Flexible working rights – what’s new as of 30th June 2014
At the beginning of this week we entered a new era of flexible working rights. Yet research from remote access software company, LogMeIn, has shown that only 29% of managers are aware of the changes that have come into effect.
It appears there is a lot of work to do yet to spread the message of what is and isn’t allowed so, to clarify, let’s talk through the main changes.
The biggest difference is that the right to make a flexible working request now applies to all staff (full-time or part-time) who meet the qualifying period of 26 weeks continuous service. Prior to 30th June this right only applied to parents with a child under the age of 17 (18, in the case of disability) or to those with caring responsibilities for adults. It should be pointed out that this remains a right to request only – employers have no statutory obligation to accept the flexible working request and can still, therefore, refuse them providing there is a legitimate business reason to do so.
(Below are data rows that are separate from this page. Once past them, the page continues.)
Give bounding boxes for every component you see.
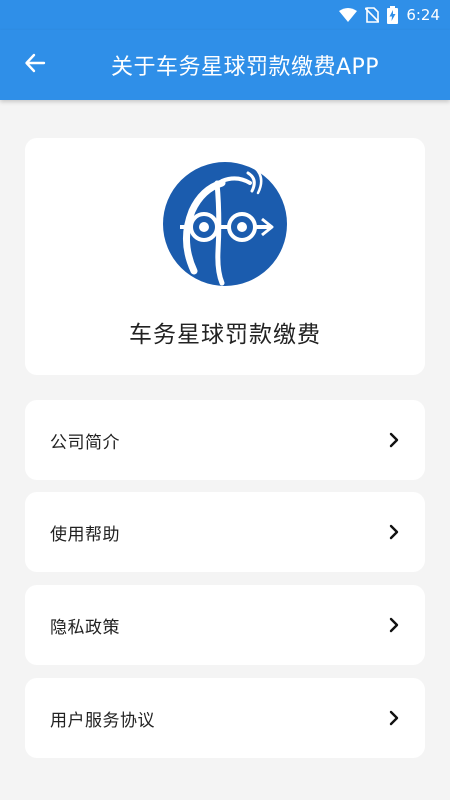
chevron-right-icon — [388, 710, 400, 726]
menu-item-label: 使用帮助 — [50, 524, 120, 545]
wifi-icon — [339, 8, 358, 22]
chevron-right-icon — [388, 432, 400, 448]
menu-item-user-agreement[interactable]: 用户服务协议 — [25, 678, 425, 758]
menu-item-label: 隐私政策 — [50, 617, 120, 638]
no-sim-icon — [365, 7, 380, 23]
battery-charging-icon — [387, 6, 399, 24]
page-title: 关于车务星球罚款缴费APP — [110, 55, 380, 80]
menu-item-help[interactable]: 使用帮助 — [25, 492, 425, 572]
menu-item-privacy-policy[interactable]: 隐私政策 — [25, 585, 425, 665]
menu-item-label: 公司简介 — [50, 432, 120, 453]
app-bar: 关于车务星球罚款缴费APP — [0, 30, 450, 100]
chevron-right-icon — [388, 524, 400, 540]
back-button[interactable] — [0, 30, 70, 100]
app-logo — [162, 161, 288, 287]
app-info-card: 车务星球罚款缴费 — [25, 138, 425, 375]
menu-item-label: 用户服务协议 — [50, 710, 155, 731]
status-bar: 6:24 — [0, 0, 450, 30]
chevron-right-icon — [388, 617, 400, 633]
arrow-left-icon — [24, 52, 46, 78]
status-time: 6:24 — [406, 6, 440, 24]
menu-item-company-intro[interactable]: 公司简介 — [25, 400, 425, 480]
app-name: 车务星球罚款缴费 — [129, 322, 321, 348]
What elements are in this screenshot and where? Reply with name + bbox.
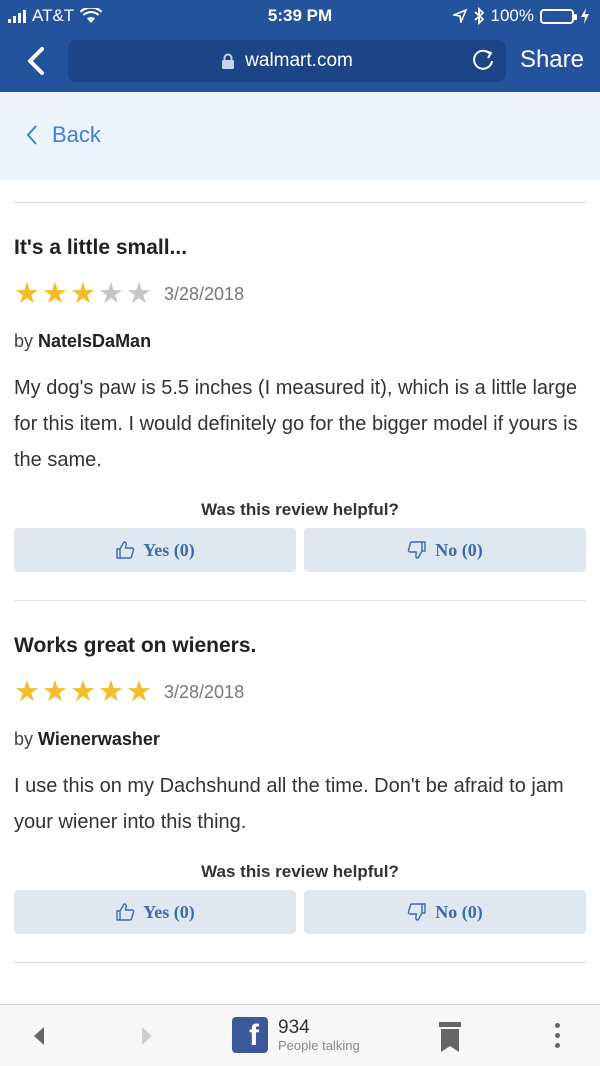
- url-text: walmart.com: [245, 50, 353, 71]
- charging-icon: [581, 8, 589, 24]
- bluetooth-icon: [473, 7, 484, 25]
- by-label: by: [14, 729, 34, 749]
- vote-yes-button[interactable]: Yes (0): [14, 890, 296, 934]
- divider: [14, 962, 586, 963]
- review-byline: by NateIsDaMan: [14, 331, 586, 352]
- thumbs-up-icon: [116, 903, 135, 921]
- vote-yes-button[interactable]: Yes (0): [14, 528, 296, 572]
- vote-no-button[interactable]: No (0): [304, 890, 586, 934]
- helpful-section: Was this review helpful? Yes (0) No (0): [14, 500, 586, 572]
- review-card: Works great on wieners. ★ ★ ★ ★ ★ 3/28/2018 …: [14, 634, 586, 840]
- status-bar: AT&T 5:39 PM 100%: [0, 0, 600, 32]
- browser-back-icon[interactable]: [20, 44, 54, 78]
- toolbar-forward-icon[interactable]: [140, 1025, 154, 1047]
- location-icon: [452, 9, 467, 23]
- star-rating: ★ ★ ★ ★ ★: [14, 280, 152, 309]
- facebook-count: 934: [278, 1016, 310, 1038]
- thumbs-down-icon: [407, 541, 426, 559]
- battery-label: 100%: [490, 6, 534, 25]
- thumbs-down-icon: [407, 903, 426, 921]
- facebook-stats: 934 People talking: [278, 1016, 360, 1053]
- address-bar[interactable]: walmart.com: [68, 40, 506, 82]
- helpful-section: Was this review helpful? Yes (0) No (0): [14, 862, 586, 934]
- browser-nav-row: walmart.com Share: [0, 36, 600, 86]
- review-date: 3/28/2018: [164, 284, 245, 304]
- review-author[interactable]: Wienerwasher: [38, 729, 160, 749]
- facebook-sublabel: People talking: [278, 1037, 360, 1053]
- review-date: 3/28/2018: [164, 682, 245, 702]
- review-body: I use this on my Dachshund all the time.…: [14, 775, 564, 833]
- facebook-icon: f: [232, 1017, 268, 1053]
- browser-chrome: AT&T 5:39 PM 100% walmart.com Share: [0, 0, 600, 92]
- vote-yes-label: Yes (0): [143, 539, 195, 560]
- vote-no-button[interactable]: No (0): [304, 528, 586, 572]
- reload-icon[interactable]: [470, 48, 496, 74]
- vote-yes-label: Yes (0): [143, 901, 195, 922]
- star-filled-icon: ★: [14, 278, 40, 310]
- facebook-share[interactable]: f 934 People talking: [232, 1017, 360, 1053]
- divider: [14, 202, 586, 203]
- by-label: by: [14, 331, 34, 351]
- vote-row: Yes (0) No (0): [14, 528, 586, 572]
- chevron-left-icon: [26, 125, 37, 145]
- star-filled-icon: ★: [70, 278, 96, 310]
- rating-row: ★ ★ ★ ★ ★ 3/28/2018: [14, 280, 586, 309]
- thumbs-up-icon: [116, 541, 135, 559]
- browser-toolbar: f 934 People talking: [0, 1004, 600, 1066]
- helpful-question: Was this review helpful?: [201, 862, 399, 881]
- review-author[interactable]: NateIsDaMan: [38, 331, 151, 351]
- star-filled-icon: ★: [98, 676, 124, 708]
- star-empty-icon: ★: [98, 278, 124, 310]
- review-card: It's a little small... ★ ★ ★ ★ ★ 3/28/2018 b…: [14, 236, 586, 478]
- star-filled-icon: ★: [42, 278, 68, 310]
- review-body: My dog's paw is 5.5 inches (I measured i…: [14, 377, 578, 471]
- toolbar-back-icon[interactable]: [32, 1025, 46, 1047]
- star-rating: ★ ★ ★ ★ ★: [14, 678, 152, 707]
- star-filled-icon: ★: [126, 676, 152, 708]
- vote-no-label: No (0): [435, 539, 483, 560]
- helpful-question: Was this review helpful?: [201, 500, 399, 519]
- rating-row: ★ ★ ★ ★ ★ 3/28/2018: [14, 678, 586, 707]
- battery-icon: [540, 8, 577, 24]
- vote-no-label: No (0): [435, 901, 483, 922]
- star-filled-icon: ★: [42, 676, 68, 708]
- lock-icon: [222, 53, 235, 69]
- review-title: Works great on wieners.: [14, 634, 257, 657]
- star-empty-icon: ★: [126, 278, 152, 310]
- share-button[interactable]: Share: [520, 46, 584, 74]
- review-byline: by Wienerwasher: [14, 729, 586, 750]
- star-filled-icon: ★: [14, 676, 40, 708]
- more-options-icon[interactable]: [555, 1023, 560, 1048]
- divider: [14, 600, 586, 601]
- status-right: 100%: [452, 6, 590, 26]
- back-bar: Back: [0, 92, 600, 180]
- bookmark-icon[interactable]: [438, 1021, 462, 1053]
- star-filled-icon: ★: [70, 676, 96, 708]
- vote-row: Yes (0) No (0): [14, 890, 586, 934]
- back-label: Back: [52, 122, 101, 147]
- back-link[interactable]: Back: [26, 122, 101, 148]
- review-title: It's a little small...: [14, 236, 188, 259]
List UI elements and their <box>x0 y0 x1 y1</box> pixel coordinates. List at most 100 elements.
The very strict time-tabled procedure that workers and employers previously had to adhere to when applying and responding to such a request has now been loosened. Employers are now required to deal with requests in a ‘reasonable manner’ and within a three month period. ACAS (The Advisory, Concilliation and Arbitration Service) have produced a useful Code of Practice on how this should be interpreted. As with before, employees are only allowed to submit one flexible working request in a 12 month period.
A final change is that the employee no longer has a statutory right to appeal against the decision, and they no longer have a right of accompaniment to the meeting to discuss the request. However, in both cases ACAS recommend consideration of these to be good practice. If a request for flexible working is refused, the employee must make any claims to an employment tribunal within 3 months.